Retaining young people within our area is a major issue, as the population estimates for Conwy County Borough show a big gap in the age structure between the ages of around 18 to 40[i], and a smaller though still noticeable gap in Denbighshire. This is the age group which is mostly likely to be economically and socially mobile, seeking work, education and other social opportunities outside the area. Many young people have to leave the area for higher education and though this in itself is not an issue the failure to attract them back to the area after graduation leads to a generational imbalance.
There are a variety of possible reasons for this trend, but consultation conducted with Bangor University students in 2010 identified the lack of local employment opportunities as one of the key issues. Lack of suitable and affordable housing can also be a major push-factor. And when deciding where to settle, young people are usually looking for more than just a job; they want to live in a place that also matches their lifestyle.
Population pyramids showing the age structure gaps in population aged between 18 and 40 years. Source: Registrar General’s mid year population estimates, 2015
These graphs show that our population is very obviously not the traditional pyramid shape, which would show lots of children and young people at the ‘base’ supporting a narrower ‘peak’ of elderly people. Our population is very top-heavy with older age groups, particularly those aged 50+. Though other demographic drivers have all had an impact on this population imbalance (improved life expectancy, reduced fertility and the effects of the post war baby boom), out-migration of young people is also a key influence, and one which has impacts on the economic well-being of the area as well as on its social and cultural make-up.
For employers and the economy in general, recruiting, retaining and developing young people within the workforce helps tackle issues such as an ageing workforce, skills gaps and shortages, talent development, succession planning and customer insight into emerging markets and trends.

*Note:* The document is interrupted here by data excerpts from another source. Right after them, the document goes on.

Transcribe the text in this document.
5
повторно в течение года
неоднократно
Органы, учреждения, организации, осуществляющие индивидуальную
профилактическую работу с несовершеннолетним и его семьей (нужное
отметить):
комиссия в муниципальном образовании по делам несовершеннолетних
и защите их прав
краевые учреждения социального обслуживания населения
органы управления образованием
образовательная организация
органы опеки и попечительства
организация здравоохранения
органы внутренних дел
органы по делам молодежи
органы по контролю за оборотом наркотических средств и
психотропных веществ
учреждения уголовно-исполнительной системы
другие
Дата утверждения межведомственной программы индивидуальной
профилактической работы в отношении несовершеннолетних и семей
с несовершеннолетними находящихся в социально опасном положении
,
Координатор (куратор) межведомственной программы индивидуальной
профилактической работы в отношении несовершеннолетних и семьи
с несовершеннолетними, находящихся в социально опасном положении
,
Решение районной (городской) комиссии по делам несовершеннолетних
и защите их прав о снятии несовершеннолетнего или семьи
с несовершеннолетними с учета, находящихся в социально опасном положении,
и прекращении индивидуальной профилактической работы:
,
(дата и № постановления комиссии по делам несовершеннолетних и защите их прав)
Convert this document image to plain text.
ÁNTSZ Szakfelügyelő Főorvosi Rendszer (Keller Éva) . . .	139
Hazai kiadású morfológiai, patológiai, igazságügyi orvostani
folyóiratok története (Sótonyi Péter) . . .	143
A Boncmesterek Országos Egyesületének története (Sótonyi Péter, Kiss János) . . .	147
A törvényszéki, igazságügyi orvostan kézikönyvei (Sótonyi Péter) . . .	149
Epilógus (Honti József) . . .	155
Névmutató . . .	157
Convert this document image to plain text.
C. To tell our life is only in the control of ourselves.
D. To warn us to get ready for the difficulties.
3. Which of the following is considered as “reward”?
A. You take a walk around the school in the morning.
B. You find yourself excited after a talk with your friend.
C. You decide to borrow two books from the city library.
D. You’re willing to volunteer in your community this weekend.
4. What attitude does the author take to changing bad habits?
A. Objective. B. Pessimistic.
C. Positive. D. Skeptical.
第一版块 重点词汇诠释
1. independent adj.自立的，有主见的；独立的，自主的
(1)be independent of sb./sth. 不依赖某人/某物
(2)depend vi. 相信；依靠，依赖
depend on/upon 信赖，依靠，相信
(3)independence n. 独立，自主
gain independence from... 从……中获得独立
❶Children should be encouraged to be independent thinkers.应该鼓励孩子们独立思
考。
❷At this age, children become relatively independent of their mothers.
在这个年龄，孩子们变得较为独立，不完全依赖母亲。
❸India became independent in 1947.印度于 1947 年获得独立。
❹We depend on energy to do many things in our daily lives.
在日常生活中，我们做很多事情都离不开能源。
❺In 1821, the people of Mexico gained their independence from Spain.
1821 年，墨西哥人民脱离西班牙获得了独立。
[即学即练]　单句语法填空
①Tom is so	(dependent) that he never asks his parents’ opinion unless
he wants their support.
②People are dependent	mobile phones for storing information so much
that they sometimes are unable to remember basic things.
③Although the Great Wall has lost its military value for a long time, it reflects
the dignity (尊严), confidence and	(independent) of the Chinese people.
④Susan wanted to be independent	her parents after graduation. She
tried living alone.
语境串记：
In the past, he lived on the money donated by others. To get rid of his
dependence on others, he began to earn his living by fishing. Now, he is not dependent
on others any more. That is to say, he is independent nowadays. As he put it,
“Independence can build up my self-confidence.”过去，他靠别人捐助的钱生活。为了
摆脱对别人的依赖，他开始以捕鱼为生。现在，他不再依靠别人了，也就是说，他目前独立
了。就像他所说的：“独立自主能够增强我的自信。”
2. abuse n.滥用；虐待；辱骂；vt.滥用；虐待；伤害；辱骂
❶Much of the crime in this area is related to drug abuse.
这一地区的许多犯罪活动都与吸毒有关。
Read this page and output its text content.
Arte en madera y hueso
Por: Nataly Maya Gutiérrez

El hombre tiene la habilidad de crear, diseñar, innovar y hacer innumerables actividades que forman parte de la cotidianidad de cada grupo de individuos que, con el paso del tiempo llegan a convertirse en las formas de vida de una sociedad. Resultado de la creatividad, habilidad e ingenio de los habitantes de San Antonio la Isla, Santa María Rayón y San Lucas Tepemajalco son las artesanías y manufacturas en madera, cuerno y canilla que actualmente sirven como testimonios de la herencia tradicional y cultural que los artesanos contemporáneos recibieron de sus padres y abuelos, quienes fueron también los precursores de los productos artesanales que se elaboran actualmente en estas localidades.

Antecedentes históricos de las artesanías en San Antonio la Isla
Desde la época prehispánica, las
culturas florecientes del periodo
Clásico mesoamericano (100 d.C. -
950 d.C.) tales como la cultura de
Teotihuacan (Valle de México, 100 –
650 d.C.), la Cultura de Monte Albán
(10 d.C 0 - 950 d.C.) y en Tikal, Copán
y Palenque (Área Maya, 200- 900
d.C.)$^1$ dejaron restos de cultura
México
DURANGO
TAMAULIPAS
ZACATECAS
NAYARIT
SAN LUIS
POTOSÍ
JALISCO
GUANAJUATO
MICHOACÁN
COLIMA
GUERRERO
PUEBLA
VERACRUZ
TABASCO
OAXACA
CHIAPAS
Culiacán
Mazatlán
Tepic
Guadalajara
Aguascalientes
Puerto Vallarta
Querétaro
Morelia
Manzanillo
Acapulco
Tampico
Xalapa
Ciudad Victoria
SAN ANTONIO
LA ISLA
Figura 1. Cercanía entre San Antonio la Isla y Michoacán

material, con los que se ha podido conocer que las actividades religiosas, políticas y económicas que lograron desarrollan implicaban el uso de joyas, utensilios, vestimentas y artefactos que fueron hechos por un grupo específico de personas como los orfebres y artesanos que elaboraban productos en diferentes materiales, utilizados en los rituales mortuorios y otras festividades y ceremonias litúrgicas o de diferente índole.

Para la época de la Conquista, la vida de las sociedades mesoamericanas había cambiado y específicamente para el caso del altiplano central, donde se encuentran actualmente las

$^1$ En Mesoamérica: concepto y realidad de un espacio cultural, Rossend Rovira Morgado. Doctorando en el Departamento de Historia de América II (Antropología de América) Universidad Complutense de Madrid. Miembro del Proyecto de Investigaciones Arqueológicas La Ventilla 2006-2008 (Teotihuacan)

[i] Mid-year population estimates, Office for National Statistics
This age group has become increasingly mobile in recent years so the size and impact of their out-migration has grown. In the past 10 years, average net migration in the 15-29 age group:
has been about -300 a year in Conwy CB. About 1,850 people in the 15-29 age groups leave the area each year, and only about 1,550 move in
has been about -150 a year in Denbighshire. About 1,650 people in the 15-29 age groups leave the areas each year, and only about 1,500 move in.
Net out migration of young adults has a knock-on effect on the whole population structure. As well as being the basis of the working age population that drives our economy, they are also the people who will become parents. Fewer babies being born because of an ‘absent’ parental cohort means even fewer young adults in the next generation, which then becomes a compound effect on the age imbalance in the population.
If past trends continue, it is predicted that by 2035 those aged 65 and over will make up 32% of the population, whereas those aged under 25 will make up only 24% (currently those aged 65+ make up 25% of the population, and those aged under 25 = 27%).
Retaining an age balanced population has benefits for the whole of society. The interchange of shared information, knowledge, and culture between generations helps form a vibrant, innovative and integrated resilient community – both ‘moving with the times’ and ‘passing on wisdom’ are essential in building social resilience. Community support and caring roles are also fostered through intergenerational integration, not just within families but with neighbours, friends and through volunteering. This can be a two way process, with older residents helping with child care and development as well as younger people providing formal and informal care for older residents.
For employers and the economy in general, recruiting, retaining and developing young people within the workforce and the wider population helps tackle issues such as an ageing workforce, skills gaps and shortages, talent development, succession planning and customer insight into emerging markets and trends.
In Denbighshire people told us that they felt it was very important that young people stay in the area and affordable housing and employment opportunities were seen as key to achieving this.
Consultation responses in Conwy demonstrated concern over the lack of opportunities available to young people within the area, which was leading to many young people leaving the County. There was also concern that there are a number of young people who don’t have the skills needed to be ready for work.